Wygrana zwolenników opuszczenia przez Wielką Brytanię Unii Europejskiej, zdaniem Rafała Sadocha spowodowałaby znaczny wzrost awersji do ryzyka. Inwestorzy na rynkach finansowych zwracaliby się w stronę tzw. safe heavens, czyli bezpiecznych przystani, za jakie uważane są metale szlachetne i w nieco mniejszym stopniu dolar amerykański. Na skutek tego spadłyby zarówno ceny akcji na warszawskiej giełdzie, jak i wartość złotego. Najbardziej traciłby jednak funt.

– Notowania brytyjskiej waluty spadałyby zapewne bardziej niż złotego, więc deprecjacji pary złoty/funt raczej bym się nie spodziewał – prognozuje Rafał Sadoch. – Wartość krajowej waluty spadałaby wobec głównych walut, takich jak euro czy dolar, ale zyskiwała w stosunku do jeszcze bardziej tracącego funta.

Według Rafała Sadocha w przypadku podjęcia decyzji o brexicie traciłby także na wartości eurodolar, bo ekspozycja tego wydarzenia na europejską walutę jest znacznie większa niż w przypadku dolara.

– Tutaj w grę wchodzą powiązania handlowe, kwestia renegocjacji umów i ponownej organizacji funkcjonowania całej Unii Europejskiej – argumentuje Rafał Sadoch. – Zatem europejska waluta byłaby zdecydowanie słabsza niż dolar amerykański.

Gdyby 23 czerwca Brytyjczycy zdecydowali jednak o pozostaniu we Wspólnocie, jak przypuszcza Rafał Sadoch, rynki finansowe zareagowałyby znaczącymi wzrostami.
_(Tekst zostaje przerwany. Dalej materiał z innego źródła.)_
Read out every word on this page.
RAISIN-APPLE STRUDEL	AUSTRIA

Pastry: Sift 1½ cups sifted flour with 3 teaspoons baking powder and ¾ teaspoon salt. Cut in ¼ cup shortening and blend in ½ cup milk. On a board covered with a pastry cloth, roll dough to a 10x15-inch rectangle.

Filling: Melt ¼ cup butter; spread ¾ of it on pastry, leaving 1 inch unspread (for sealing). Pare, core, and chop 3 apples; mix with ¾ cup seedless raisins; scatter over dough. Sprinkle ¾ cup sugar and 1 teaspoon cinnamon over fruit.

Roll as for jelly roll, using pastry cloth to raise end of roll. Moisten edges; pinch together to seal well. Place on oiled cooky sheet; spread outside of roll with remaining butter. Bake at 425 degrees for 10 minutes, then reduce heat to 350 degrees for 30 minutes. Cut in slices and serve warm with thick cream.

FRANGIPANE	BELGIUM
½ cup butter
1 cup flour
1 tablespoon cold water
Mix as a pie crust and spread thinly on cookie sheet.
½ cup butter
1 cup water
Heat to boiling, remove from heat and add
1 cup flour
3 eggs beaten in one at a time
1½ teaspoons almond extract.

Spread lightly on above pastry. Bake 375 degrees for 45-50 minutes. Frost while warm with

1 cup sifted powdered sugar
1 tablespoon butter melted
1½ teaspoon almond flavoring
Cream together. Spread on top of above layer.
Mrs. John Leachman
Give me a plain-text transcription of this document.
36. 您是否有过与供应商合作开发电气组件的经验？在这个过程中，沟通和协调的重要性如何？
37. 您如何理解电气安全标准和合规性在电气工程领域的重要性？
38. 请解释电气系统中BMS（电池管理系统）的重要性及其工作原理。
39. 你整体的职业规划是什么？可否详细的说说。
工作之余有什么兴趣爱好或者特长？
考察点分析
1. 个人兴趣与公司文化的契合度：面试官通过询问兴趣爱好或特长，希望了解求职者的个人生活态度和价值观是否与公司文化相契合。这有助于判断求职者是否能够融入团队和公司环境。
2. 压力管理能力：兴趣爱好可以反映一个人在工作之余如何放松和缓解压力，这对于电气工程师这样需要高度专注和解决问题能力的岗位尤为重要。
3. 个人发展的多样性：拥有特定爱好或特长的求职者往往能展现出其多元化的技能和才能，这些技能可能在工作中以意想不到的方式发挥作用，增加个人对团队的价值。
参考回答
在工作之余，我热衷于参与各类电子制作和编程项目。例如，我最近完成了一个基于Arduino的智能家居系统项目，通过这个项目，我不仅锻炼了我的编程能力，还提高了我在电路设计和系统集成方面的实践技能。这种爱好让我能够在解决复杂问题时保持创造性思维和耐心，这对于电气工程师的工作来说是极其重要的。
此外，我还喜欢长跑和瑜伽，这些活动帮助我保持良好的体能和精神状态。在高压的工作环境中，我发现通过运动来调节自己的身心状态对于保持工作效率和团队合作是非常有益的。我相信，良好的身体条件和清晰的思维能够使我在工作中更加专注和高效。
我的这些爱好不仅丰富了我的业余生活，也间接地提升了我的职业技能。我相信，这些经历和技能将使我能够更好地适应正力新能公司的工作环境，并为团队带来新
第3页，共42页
– Mielibyśmy wtedy do czynienia ze spadkiem niepewności, a więc wzrostem apetytu na ryzyko – tłumaczy Rafał Sadoch. – Zyskiwałyby europejskie rynki akcji, w tym także Warszawa, podobnie jak złoty. Najmocniej umocniłaby się waluta brytyjska, której notowaniom w ostatnich miesiącach wyraźnie ciąży ryzyko wyjścia Wielkiej Brytanii z UE. To prawdziwa kula u nogi. Gdyby została odcięta, funt mógłby mocno zyskiwać.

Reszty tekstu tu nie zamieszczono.